The causes of death on the long list of homicide victims from the Wayne County Medical Examiner's Office are repeated over and over.

"Multiple gunshot wounds," many say.

"Gunshot wound to the chest."

"Gunshot wound to the neck."

"Gunshot wound to the head."

Louise West said her once troubled son, Casey Durham, wanted to turn his life around and was thinking about marrying his girlfriend. But after serving years in prison, she said, he again fell into hanging with the wrong people.

Durham, 34, was killed and his body dismembered. It was found scattered between two homes in October, West said.

"I don't get a lot of rest like I normally do," West said. "I really don't know what happened to my son."

John Broad, president of Crime Stoppers of Michigan, said the organization received roughly 7,000 tips this year for crimes in southeast Michigan. In Detroit, there were about 446 tips this year for homicides -- up from 159 tips in 2007.

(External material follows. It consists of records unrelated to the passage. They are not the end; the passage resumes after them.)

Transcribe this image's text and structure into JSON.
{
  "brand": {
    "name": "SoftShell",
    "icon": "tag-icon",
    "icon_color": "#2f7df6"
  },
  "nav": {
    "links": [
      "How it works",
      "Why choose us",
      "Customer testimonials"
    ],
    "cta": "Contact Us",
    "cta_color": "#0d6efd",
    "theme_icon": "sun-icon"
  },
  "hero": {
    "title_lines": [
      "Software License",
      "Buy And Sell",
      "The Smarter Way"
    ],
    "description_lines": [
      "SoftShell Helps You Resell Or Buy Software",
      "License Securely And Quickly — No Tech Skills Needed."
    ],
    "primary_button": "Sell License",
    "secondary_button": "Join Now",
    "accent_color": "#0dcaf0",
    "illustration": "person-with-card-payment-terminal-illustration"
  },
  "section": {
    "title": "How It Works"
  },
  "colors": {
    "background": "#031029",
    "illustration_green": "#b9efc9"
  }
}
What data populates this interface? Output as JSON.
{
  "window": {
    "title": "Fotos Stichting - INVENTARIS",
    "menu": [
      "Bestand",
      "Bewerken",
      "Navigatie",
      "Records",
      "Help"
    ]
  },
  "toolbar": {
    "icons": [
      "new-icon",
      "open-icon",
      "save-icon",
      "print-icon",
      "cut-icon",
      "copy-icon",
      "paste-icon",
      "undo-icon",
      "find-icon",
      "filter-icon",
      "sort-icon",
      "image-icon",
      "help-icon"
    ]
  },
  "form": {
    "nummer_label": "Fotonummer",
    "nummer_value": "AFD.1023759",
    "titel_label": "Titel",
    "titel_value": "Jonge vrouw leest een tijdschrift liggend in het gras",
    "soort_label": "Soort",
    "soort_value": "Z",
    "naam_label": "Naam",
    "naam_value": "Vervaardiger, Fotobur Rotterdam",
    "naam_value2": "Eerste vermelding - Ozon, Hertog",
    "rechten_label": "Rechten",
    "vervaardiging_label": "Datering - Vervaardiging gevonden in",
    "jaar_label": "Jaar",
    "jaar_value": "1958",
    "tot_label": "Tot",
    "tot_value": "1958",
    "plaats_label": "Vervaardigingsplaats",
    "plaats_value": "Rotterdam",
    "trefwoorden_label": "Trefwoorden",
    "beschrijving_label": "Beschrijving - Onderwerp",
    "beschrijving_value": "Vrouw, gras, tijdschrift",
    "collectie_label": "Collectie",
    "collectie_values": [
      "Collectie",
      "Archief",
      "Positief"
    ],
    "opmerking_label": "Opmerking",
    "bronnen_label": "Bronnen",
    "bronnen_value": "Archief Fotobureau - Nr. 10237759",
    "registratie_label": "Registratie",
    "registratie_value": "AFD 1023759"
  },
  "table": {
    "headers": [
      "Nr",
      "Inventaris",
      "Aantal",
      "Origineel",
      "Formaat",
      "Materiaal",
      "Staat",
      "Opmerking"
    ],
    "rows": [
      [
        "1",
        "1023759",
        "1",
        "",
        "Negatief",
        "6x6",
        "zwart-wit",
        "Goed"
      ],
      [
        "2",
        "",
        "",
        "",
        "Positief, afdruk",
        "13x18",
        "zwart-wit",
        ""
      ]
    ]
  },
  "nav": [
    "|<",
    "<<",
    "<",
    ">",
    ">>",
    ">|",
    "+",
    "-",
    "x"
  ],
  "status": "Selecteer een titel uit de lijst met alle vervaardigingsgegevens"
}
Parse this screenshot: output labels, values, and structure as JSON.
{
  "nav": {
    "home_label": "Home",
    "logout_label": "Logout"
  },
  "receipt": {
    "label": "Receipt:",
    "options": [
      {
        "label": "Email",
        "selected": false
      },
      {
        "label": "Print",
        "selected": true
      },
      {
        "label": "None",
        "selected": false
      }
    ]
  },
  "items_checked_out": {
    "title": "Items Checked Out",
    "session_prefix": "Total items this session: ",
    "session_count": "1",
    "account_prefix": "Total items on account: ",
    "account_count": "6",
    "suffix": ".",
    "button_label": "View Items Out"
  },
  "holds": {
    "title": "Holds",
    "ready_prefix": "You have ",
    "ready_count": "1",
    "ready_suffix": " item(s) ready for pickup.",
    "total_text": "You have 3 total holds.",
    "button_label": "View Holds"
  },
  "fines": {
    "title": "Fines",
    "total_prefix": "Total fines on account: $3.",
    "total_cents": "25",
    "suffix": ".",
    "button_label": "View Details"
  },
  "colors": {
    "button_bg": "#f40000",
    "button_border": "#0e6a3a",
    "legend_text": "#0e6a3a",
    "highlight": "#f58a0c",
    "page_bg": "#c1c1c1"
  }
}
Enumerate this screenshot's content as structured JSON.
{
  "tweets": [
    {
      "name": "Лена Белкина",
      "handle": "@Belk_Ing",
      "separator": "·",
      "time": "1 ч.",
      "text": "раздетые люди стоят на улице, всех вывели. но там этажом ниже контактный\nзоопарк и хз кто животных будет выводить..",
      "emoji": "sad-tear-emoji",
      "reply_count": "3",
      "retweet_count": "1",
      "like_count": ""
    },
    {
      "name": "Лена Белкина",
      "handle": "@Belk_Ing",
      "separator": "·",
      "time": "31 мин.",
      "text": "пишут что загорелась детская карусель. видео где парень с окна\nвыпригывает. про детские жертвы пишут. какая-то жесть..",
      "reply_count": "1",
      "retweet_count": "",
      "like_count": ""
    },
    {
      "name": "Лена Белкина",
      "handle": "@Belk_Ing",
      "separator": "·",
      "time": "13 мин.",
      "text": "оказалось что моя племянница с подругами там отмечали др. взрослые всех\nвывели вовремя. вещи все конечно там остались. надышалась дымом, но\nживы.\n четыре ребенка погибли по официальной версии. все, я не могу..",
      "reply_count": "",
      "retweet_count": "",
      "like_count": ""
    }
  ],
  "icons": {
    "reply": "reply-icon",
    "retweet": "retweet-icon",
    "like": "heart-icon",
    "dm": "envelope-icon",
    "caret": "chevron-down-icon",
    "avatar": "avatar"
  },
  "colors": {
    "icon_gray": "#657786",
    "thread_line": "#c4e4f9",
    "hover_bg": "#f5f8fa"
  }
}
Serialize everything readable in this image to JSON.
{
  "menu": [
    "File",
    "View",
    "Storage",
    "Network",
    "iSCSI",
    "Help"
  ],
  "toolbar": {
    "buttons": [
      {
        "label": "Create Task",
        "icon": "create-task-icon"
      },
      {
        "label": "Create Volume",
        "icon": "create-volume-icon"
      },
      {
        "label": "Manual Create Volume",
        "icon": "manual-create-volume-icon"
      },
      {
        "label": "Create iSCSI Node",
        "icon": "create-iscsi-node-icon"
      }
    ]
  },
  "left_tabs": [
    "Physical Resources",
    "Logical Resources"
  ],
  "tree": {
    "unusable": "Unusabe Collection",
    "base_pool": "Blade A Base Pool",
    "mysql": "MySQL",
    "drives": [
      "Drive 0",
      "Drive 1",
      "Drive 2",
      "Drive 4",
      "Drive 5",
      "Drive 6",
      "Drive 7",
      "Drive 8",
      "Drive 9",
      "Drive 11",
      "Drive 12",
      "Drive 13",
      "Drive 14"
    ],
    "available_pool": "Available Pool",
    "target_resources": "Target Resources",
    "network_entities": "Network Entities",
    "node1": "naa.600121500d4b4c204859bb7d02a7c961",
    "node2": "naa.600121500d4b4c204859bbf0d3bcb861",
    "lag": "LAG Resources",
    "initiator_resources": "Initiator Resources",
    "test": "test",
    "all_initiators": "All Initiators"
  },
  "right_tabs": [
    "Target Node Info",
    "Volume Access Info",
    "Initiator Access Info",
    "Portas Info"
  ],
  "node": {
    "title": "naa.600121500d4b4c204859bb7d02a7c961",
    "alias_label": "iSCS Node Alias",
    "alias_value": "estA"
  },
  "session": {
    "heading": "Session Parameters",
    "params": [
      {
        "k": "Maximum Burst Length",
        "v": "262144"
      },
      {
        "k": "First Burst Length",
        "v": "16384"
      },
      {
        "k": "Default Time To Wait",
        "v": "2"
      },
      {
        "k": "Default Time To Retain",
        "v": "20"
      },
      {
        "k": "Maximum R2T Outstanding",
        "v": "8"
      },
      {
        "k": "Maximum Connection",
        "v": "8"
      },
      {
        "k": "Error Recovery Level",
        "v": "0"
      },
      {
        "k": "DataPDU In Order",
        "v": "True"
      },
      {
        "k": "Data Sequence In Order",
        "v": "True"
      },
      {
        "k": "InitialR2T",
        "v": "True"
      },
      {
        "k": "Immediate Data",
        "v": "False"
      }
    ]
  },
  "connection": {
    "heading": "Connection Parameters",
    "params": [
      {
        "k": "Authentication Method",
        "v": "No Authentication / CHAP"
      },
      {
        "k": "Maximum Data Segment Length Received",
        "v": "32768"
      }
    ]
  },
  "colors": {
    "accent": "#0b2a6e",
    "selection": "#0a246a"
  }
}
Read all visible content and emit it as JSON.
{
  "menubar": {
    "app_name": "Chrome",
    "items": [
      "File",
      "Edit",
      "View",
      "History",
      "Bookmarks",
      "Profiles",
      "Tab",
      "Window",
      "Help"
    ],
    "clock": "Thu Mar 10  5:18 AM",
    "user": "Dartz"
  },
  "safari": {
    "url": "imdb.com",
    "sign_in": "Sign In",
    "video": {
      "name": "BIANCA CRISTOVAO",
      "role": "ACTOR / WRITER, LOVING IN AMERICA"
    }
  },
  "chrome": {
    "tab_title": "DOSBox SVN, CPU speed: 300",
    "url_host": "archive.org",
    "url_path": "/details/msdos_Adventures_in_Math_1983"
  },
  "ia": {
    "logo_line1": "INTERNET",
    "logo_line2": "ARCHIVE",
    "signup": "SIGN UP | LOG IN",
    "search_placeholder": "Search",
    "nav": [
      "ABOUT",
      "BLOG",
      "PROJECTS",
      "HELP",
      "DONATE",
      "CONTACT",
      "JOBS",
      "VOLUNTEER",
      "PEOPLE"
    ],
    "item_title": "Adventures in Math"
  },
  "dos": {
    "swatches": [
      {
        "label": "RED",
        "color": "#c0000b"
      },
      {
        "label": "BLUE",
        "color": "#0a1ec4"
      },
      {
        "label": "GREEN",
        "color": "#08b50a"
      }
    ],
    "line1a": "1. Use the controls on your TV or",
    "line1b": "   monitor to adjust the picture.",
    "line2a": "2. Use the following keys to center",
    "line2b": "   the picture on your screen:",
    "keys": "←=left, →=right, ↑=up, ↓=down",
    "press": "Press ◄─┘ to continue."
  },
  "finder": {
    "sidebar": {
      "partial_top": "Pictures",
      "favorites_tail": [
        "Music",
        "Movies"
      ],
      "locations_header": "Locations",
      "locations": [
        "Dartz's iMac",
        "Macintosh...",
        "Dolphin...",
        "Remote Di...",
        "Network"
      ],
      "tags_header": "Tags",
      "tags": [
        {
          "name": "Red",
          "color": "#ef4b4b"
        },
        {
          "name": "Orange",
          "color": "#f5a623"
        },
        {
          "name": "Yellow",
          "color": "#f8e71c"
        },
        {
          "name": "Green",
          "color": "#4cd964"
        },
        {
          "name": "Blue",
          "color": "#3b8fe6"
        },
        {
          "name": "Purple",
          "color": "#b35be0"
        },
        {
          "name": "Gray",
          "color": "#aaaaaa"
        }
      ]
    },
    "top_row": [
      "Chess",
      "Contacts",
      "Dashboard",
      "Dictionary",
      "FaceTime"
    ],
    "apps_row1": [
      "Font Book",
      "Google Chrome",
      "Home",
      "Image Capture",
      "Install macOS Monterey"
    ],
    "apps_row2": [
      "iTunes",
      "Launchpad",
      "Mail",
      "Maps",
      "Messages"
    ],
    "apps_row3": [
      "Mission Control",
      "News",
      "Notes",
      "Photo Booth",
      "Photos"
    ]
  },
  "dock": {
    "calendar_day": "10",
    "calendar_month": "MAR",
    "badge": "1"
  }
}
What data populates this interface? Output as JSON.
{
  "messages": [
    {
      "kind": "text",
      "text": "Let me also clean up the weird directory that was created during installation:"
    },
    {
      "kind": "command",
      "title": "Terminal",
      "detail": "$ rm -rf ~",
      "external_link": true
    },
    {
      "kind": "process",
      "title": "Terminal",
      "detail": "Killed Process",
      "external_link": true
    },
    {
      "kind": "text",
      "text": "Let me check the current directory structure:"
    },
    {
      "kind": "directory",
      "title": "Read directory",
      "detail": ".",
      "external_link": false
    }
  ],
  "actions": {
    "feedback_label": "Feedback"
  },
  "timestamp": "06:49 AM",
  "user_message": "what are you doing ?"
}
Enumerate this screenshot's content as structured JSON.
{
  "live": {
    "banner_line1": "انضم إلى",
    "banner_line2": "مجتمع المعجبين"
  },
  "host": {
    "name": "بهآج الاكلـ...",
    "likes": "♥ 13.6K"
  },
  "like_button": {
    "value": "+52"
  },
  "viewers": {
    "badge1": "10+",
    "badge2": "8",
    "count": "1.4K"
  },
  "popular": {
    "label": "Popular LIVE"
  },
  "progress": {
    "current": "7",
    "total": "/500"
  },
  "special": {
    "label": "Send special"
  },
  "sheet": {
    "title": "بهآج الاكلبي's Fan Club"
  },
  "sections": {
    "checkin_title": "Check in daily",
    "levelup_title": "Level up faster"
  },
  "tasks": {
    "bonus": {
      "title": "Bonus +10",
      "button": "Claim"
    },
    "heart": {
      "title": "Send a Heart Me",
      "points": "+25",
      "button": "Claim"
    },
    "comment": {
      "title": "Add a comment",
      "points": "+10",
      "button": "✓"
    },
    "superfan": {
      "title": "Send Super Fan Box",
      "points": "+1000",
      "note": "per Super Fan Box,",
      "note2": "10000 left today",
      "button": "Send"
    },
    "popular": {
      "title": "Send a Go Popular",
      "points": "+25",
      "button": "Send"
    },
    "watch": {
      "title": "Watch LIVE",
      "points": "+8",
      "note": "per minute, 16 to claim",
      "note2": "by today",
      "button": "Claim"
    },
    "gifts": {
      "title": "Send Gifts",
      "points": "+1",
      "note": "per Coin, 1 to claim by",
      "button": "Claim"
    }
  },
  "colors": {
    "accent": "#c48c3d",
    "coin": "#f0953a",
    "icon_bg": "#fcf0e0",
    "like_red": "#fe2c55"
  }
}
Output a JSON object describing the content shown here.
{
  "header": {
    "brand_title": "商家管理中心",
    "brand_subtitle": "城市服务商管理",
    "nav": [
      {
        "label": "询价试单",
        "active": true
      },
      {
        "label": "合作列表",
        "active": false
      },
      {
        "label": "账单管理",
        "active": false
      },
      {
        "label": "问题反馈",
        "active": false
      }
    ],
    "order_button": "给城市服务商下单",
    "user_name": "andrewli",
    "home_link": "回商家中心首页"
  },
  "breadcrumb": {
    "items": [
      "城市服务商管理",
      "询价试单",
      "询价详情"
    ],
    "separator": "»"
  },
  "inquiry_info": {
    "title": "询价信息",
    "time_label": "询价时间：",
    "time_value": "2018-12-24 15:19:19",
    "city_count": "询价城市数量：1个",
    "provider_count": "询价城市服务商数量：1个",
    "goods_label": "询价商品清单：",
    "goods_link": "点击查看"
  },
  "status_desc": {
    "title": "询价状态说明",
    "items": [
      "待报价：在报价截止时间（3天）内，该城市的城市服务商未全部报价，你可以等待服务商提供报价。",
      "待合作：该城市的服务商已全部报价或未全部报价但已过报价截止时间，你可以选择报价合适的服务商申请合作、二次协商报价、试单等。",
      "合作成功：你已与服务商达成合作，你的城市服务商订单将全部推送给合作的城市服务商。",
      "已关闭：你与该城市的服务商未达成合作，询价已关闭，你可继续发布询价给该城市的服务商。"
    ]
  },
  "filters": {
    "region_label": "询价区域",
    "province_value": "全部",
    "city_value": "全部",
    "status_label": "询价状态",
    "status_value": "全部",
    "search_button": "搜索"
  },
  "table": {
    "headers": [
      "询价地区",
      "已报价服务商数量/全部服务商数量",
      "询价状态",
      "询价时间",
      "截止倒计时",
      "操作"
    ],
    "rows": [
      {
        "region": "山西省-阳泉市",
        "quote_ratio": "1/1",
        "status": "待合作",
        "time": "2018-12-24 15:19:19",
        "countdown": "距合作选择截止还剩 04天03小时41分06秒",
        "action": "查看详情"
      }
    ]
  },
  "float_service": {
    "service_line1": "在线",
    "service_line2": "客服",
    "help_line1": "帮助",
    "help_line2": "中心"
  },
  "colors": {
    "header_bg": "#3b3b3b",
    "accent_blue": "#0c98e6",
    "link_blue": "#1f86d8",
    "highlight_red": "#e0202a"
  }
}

The Free Press previously reported that homicide investigators solved 50% of the killings committed in 2011 and 2010.

Broad said there are four things that he believes, if changed, could impact the homicide rate: teaching anger management and conflict resolution to schoolchildren beginning in third grade; encouraging police to arrest fathers when they abandon their children; stopping truancy, and dumping the no-snitch culture in Detroit.

Blackmon said earlier this month that historically, the no-snitch culture has been an issue.

"The problem that I've seen that's been more of a revelation to me is that ... family members would not tell police who shot their own family member," he said. "That part has been the most disturbing."

Broad said residents need to look out for one another.

"We've got to speak up," he said.

For Misty Brown, each day is a struggle to cope with her son's death.

She said Brashears was killed with an assault rifle. The gun, Brown said, did so much damage to her son's chest that he was killed instantly.

"It just makes you wonder, like, how are these kids getting this?" she said. "This is just crazy."